Yalnız 90 Trakyalı ısrar ve kararlılıklarıyla ve kendilerinden önceki iş güvencesi mücadelesinin başarı ve yenilgilerinden çıkardıkları derslerle, bu sonucu koparıp aldılar. “Yapacak bir şey yok” lafının yapılacak bir şey olduğunu gizlemek için söylendiğini göz önüne serdiler. Çalışma haklarına sahip çıkarken, cam işçisinin mücadele geleneğini de hafızalarda tazelediler. İşçi sınıfı mücadelesinin başarı hikayelerine çok ihtiyaç duyduğu bu günlerde, önemli bir deneyim armağan ettiler.

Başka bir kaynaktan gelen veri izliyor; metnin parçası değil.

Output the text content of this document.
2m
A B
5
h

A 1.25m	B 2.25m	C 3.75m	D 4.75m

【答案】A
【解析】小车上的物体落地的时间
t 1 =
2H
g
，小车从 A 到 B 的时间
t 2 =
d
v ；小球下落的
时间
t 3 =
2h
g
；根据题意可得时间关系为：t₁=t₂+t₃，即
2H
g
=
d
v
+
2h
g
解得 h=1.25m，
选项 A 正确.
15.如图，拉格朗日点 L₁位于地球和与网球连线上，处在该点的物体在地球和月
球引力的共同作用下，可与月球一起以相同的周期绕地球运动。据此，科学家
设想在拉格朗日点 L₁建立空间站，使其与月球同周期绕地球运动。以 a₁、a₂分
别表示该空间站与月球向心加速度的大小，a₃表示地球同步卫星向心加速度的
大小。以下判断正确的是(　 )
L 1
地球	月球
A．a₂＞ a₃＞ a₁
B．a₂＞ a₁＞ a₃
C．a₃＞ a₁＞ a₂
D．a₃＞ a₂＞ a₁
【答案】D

Bu sonucun sendikanın tribünde olduğu koşullar altında alındığı göz önünde tutulursa, elde edilen sonuç daha da önem ve değer kazanıyor. Trakya’da elde edilen sonuç, hem cam işçilerinin mücadelesinde, hem de Türkiye işçi sınıfı açısından hikâyenin başka türlü de yazılabileceğinin nişanesidir. Şairin dediği gibi, “Gün, şafağın kıpırdanışıyla başlıyor, yeni seslere.”